In the realm of sequence comparisons, Foret et al. [12] have determined the optimal word size for exact and approximate matches between random sequences. Sprenger et al. [13] compare available subcellular localization prediction methods. Support vector machine (SVM) approaches have been applied to the prediction of caspase cleavage sites [14] and the functional class of metal-binding proteins [15].

Structural bioinformatics

New methodologies for fast structure retrieval using spectral graph matching [16] and domain boundary prediction using a novel interdomain linker index [17] have been reported. A detailed modelling study of protein dimerization [18] describes how structural resources and methods can be applied to understand biologically functional quaternary structures.

Transcriptome analysis

Transcriptome research is represented by four papers. The first two are novel approaches for predicting microRNA [19] and selecting effective siRNA [20] sequences. The application of probabilistic and SVM techniques to splice site identification [21] is followed by the promoter analysis of antimicrobial peptide-coding genes in three mammalian genomes [22].

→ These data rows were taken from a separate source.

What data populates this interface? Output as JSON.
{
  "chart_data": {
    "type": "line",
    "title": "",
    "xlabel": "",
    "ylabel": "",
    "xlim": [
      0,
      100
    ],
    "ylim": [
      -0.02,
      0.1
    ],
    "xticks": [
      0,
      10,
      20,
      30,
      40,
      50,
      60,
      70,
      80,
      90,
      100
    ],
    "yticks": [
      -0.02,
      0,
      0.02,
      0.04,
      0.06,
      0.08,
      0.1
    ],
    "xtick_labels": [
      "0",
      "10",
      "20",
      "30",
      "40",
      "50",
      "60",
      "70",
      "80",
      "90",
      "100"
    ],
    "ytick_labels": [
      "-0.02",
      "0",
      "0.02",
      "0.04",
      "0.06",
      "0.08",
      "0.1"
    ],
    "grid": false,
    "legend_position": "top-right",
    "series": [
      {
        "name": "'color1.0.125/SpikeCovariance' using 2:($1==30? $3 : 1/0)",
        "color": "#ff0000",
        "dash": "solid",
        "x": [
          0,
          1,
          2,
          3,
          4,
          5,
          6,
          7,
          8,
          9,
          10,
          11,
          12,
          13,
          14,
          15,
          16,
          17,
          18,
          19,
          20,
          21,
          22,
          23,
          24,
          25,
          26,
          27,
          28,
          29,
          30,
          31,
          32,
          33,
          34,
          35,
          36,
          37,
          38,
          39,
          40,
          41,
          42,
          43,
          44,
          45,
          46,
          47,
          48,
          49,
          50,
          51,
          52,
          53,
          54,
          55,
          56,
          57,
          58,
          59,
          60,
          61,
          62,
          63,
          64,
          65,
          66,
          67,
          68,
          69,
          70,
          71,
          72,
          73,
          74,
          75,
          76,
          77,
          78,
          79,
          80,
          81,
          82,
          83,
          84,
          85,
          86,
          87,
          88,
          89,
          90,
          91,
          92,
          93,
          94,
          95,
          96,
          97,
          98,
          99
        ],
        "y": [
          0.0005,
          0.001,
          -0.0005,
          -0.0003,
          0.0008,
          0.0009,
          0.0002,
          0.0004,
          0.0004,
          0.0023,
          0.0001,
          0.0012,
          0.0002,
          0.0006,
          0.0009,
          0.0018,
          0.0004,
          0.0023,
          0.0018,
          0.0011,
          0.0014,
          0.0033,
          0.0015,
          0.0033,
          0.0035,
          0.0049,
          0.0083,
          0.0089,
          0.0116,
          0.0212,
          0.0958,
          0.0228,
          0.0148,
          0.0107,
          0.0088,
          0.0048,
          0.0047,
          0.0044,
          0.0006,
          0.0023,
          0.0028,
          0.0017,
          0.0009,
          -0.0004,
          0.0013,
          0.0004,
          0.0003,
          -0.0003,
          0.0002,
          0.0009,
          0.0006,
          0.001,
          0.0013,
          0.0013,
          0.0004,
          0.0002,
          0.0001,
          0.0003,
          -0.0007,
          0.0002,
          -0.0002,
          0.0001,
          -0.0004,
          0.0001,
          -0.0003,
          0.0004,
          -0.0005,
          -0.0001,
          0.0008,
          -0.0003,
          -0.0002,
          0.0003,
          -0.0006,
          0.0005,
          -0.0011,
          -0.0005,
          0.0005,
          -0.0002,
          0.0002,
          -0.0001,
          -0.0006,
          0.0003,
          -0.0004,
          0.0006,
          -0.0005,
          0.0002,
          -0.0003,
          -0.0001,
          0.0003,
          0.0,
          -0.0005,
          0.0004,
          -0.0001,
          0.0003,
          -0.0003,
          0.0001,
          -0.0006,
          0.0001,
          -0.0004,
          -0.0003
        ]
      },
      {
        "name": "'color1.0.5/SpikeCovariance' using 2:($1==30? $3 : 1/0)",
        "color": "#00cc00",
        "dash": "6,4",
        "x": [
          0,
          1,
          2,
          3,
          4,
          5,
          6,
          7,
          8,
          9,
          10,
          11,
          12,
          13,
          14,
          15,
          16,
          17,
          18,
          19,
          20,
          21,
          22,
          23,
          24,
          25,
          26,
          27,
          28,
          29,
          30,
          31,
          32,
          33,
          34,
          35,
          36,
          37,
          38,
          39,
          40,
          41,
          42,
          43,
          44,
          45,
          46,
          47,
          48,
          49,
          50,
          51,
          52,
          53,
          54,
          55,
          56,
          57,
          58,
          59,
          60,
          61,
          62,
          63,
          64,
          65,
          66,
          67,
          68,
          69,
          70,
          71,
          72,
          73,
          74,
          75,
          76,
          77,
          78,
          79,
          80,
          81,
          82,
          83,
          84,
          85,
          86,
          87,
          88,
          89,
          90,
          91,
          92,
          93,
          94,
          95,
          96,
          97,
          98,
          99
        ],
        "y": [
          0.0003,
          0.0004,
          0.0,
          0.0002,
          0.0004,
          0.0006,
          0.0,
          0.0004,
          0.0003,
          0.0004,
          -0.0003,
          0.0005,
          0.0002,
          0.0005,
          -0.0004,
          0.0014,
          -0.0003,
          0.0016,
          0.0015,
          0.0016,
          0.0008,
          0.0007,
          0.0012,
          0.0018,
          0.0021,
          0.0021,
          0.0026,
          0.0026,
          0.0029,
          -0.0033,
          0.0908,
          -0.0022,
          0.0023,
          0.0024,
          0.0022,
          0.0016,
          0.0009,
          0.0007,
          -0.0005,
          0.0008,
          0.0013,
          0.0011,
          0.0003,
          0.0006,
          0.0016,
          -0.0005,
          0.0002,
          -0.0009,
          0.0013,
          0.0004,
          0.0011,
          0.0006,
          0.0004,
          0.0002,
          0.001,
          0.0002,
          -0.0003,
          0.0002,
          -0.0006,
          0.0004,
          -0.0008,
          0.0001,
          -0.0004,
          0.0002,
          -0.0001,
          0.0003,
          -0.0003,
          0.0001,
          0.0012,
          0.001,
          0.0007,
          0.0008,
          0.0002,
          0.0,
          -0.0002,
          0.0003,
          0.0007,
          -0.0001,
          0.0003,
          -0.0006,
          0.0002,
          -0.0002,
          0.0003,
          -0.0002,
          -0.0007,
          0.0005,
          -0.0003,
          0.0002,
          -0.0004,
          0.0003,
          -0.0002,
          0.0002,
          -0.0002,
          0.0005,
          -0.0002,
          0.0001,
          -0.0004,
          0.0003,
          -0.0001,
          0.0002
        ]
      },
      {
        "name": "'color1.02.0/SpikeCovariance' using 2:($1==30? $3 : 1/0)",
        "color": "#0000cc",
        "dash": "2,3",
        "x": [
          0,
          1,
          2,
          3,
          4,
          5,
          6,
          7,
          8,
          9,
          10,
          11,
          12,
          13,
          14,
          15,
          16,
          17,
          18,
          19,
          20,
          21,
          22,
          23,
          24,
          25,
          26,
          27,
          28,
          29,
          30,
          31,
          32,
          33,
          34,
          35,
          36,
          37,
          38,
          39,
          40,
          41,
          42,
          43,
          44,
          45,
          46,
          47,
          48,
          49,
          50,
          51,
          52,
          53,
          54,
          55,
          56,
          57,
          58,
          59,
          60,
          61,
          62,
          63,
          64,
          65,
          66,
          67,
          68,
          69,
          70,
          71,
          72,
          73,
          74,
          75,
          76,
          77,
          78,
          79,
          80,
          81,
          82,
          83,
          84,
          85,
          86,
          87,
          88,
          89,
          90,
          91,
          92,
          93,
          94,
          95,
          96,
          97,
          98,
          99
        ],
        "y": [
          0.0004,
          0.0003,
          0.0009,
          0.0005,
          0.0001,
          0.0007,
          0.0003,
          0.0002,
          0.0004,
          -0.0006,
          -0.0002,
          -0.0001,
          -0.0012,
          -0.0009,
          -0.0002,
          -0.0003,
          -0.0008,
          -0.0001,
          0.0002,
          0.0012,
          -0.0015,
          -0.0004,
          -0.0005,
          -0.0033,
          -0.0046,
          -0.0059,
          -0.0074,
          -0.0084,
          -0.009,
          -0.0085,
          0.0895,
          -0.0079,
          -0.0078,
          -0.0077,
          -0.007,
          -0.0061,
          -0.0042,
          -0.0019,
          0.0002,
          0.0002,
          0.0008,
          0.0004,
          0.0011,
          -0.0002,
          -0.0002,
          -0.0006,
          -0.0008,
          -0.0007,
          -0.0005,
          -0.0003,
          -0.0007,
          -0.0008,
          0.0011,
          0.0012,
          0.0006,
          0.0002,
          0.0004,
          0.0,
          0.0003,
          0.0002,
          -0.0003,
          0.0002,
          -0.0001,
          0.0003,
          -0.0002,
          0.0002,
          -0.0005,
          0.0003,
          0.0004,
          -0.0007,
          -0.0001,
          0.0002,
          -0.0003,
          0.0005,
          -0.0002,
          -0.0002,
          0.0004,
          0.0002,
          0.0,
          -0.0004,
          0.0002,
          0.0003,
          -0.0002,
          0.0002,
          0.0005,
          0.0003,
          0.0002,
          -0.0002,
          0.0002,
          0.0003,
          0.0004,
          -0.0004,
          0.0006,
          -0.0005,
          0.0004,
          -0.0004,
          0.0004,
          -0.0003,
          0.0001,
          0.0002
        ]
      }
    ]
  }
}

Protein-protein interactions and the networks they form are essential to the fundamental understanding of how biological pathways function. Interactome databases for yeast [23] and the fruit fly [24] are reported, to support organism-wide analyses. Mathivanan et al. [25] have critically evaluated resources available for the human interactome.

Genome analysis

Curation and annotation of viral [26], bacterial [27] and zebrafish [28] genomes present interesting challenges, due to the range in genome size, variability and complexity. In the case of zebrafish, Christoffels et al. [28] have effectively used carp ESTs to facilitate the annotation.

Text mining

Text mining approaches allow the integration of the scientific literature with genomic and high-throughput experiments. Tsai et al. [29] present improvements in identifying biological terms, a key step in this process.


In the global fight against disease, Khan et al. [30] discuss sequence-based immunogenic epitope prediction strategies for the dengue virus, while Tong et al. [31] describe a structure-based docking approach to define HLA Class II autoantigenic peptides.

Grid computing

As computational problems in biology evolve in size, resource requirements and complexity, grid computing has emerged as a viable solution in many instances. Konagaya [32] reviews currently available grid computing resources and applications, while providing a futuristic extension from a computing to a knowledge grid.

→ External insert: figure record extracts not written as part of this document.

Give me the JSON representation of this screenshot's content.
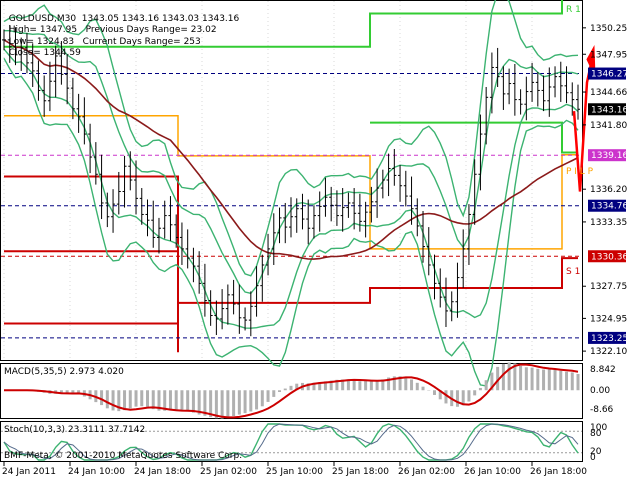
{
  "header": {
    "symbol": "GOLDUSD,M30",
    "ohlc": "1343.05 1343.16 1343.03 1343.16",
    "high": "High= 1347.95",
    "prev_range": "Previous Days Range= 23.02",
    "low": "Low= 1324.83",
    "curr_range": "Current Days Range= 253",
    "close": "Close= 1344.59"
  },
  "price_axis": {
    "ticks": [
      "1350.25",
      "1347.95",
      "1344.66",
      "1341.80",
      "1336.20",
      "1333.35",
      "1327.75",
      "1324.95",
      "1322.10"
    ],
    "badges": [
      {
        "label": "1346.27",
        "color": "#000080"
      },
      {
        "label": "1343.16",
        "color": "#000000"
      },
      {
        "label": "1339.16",
        "color": "#cc33cc"
      },
      {
        "label": "1334.76",
        "color": "#000080"
      },
      {
        "label": "1330.36",
        "color": "#cc0000"
      },
      {
        "label": "1323.25",
        "color": "#000080"
      }
    ]
  },
  "pivots": {
    "r1": "R 1",
    "pp": "P I  L P",
    "s1": "S 1"
  },
  "macd": {
    "label": "MACD(5,35,5) 2.973 4.020",
    "ticks": [
      "8.842",
      "0.00",
      "-8.66"
    ]
  },
  "stoch": {
    "label": "Stoch(10,3,3) 23.3111 37.7142",
    "ticks": [
      "100",
      "80",
      "20",
      "0"
    ],
    "copyright": "BMF-Meta, © 2001-2010 MetaQuotes Software Corp."
  },
  "time_axis": {
    "ticks": [
      "24 Jan 2011",
      "24 Jan 10:00",
      "24 Jan 18:00",
      "25 Jan 02:00",
      "25 Jan 10:00",
      "25 Jan 18:00",
      "26 Jan 02:00",
      "26 Jan 10:00",
      "26 Jan 18:00"
    ]
  },
  "colors": {
    "band": "#3cb371",
    "ma": "#8b1a1a",
    "pivot_r": "#33cc33",
    "pivot_p": "#ffa500",
    "pivot_s": "#cc0000",
    "macd_line": "#cc0000",
    "macd_hist": "#b0b0b0",
    "stoch_main": "#3cb371",
    "stoch_signal": "#556b8b",
    "arrow": "#ff0000"
  },
  "chart_data": {
    "type": "candlestick",
    "pane_price_range": [
      1321.5,
      1352.5
    ],
    "closes": [
      1349.2,
      1348.6,
      1347.9,
      1348.5,
      1347.2,
      1346.5,
      1344.8,
      1343.9,
      1345.6,
      1347.8,
      1346.2,
      1345.0,
      1343.2,
      1342.5,
      1341.0,
      1339.0,
      1337.5,
      1335.0,
      1333.8,
      1334.9,
      1336.0,
      1338.2,
      1337.0,
      1335.4,
      1334.0,
      1333.5,
      1332.0,
      1332.8,
      1333.9,
      1333.1,
      1332.0,
      1331.0,
      1330.2,
      1329.5,
      1328.0,
      1326.5,
      1325.2,
      1324.9,
      1325.8,
      1327.0,
      1326.2,
      1325.0,
      1324.8,
      1326.0,
      1327.8,
      1329.6,
      1331.0,
      1332.4,
      1333.7,
      1332.9,
      1333.8,
      1334.5,
      1333.6,
      1332.8,
      1333.9,
      1334.7,
      1335.5,
      1334.8,
      1333.9,
      1334.6,
      1335.0,
      1334.1,
      1333.4,
      1334.2,
      1335.1,
      1336.3,
      1337.0,
      1338.0,
      1337.4,
      1336.5,
      1335.6,
      1334.5,
      1333.0,
      1331.2,
      1329.6,
      1328.0,
      1326.8,
      1325.6,
      1326.4,
      1328.5,
      1331.0,
      1334.0,
      1337.5,
      1341.0,
      1344.2,
      1346.8,
      1346.0,
      1344.5,
      1345.4,
      1344.0,
      1343.6,
      1344.7,
      1345.5,
      1344.8,
      1343.9,
      1345.1,
      1346.0,
      1345.2,
      1344.6,
      1344.0,
      1343.16
    ],
    "macd_range": [
      -8.66,
      8.842
    ],
    "stoch_range": [
      0,
      100
    ]
  }
}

This special issue of BMC Bioinformatics is a milestone in Asia Pacific bioinformatics research. The breadth and depth of research activity in the region, as reflected by the submitted papers, underscores the rapid development of bioinformatics amongst our institutions of higher learning and research. It demonstrates that the bioinformatics resource infrastructure set up in the past forms a strong foundation for meeting the demands of the research community. The success of regional bioinformatics education programs is highlighted by the increasing number of papers with graduate research students as first authors.

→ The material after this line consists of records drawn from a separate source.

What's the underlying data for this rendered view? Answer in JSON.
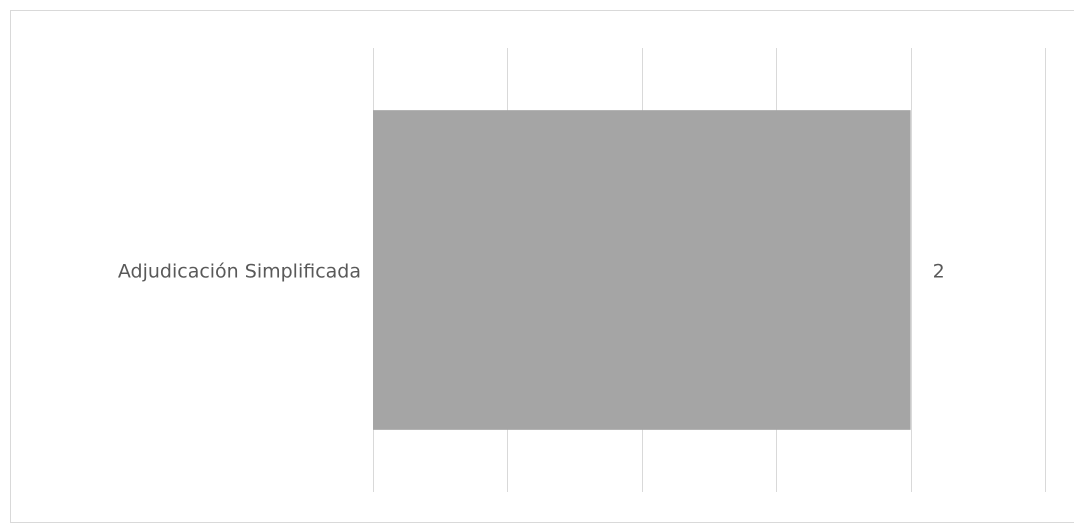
{
  "chart_data": {
    "type": "hbar",
    "categories": [
      "Adjudicación Simplificada"
    ],
    "values": [
      2
    ],
    "color": "#a5a5a5",
    "xlim": [
      0,
      2.5
    ],
    "xticks": [
      0,
      0.5,
      1,
      1.5,
      2,
      2.5
    ],
    "grid": true
  }
}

As bioinformatics starts to mature in the Asia Pacific region, research leaders, such as those in the recently formed Asian Association for Societies in Bioinformatics (AASBi) [33] and administrators of our respective institutions must plan for the network and resource infrastructure of the next decade, the so-called cyberinfrastructure for biology (CIBIO) [34]. Indeed, policy meetings such as the East Asia Bioinformatics Networking (EABN) [34], first held at InCoB2005 in Busan, and ASEAN human resource development in bioinformatics, held in India and China are already in place to address these issues. We are well placed "to foster the growth of Bioinformatics and its allied disciplines in the Asia Pacific" [1]. This growth is a key element in the development of a new generation of researchers who can lead in developing the new Biology of the twenty-first century.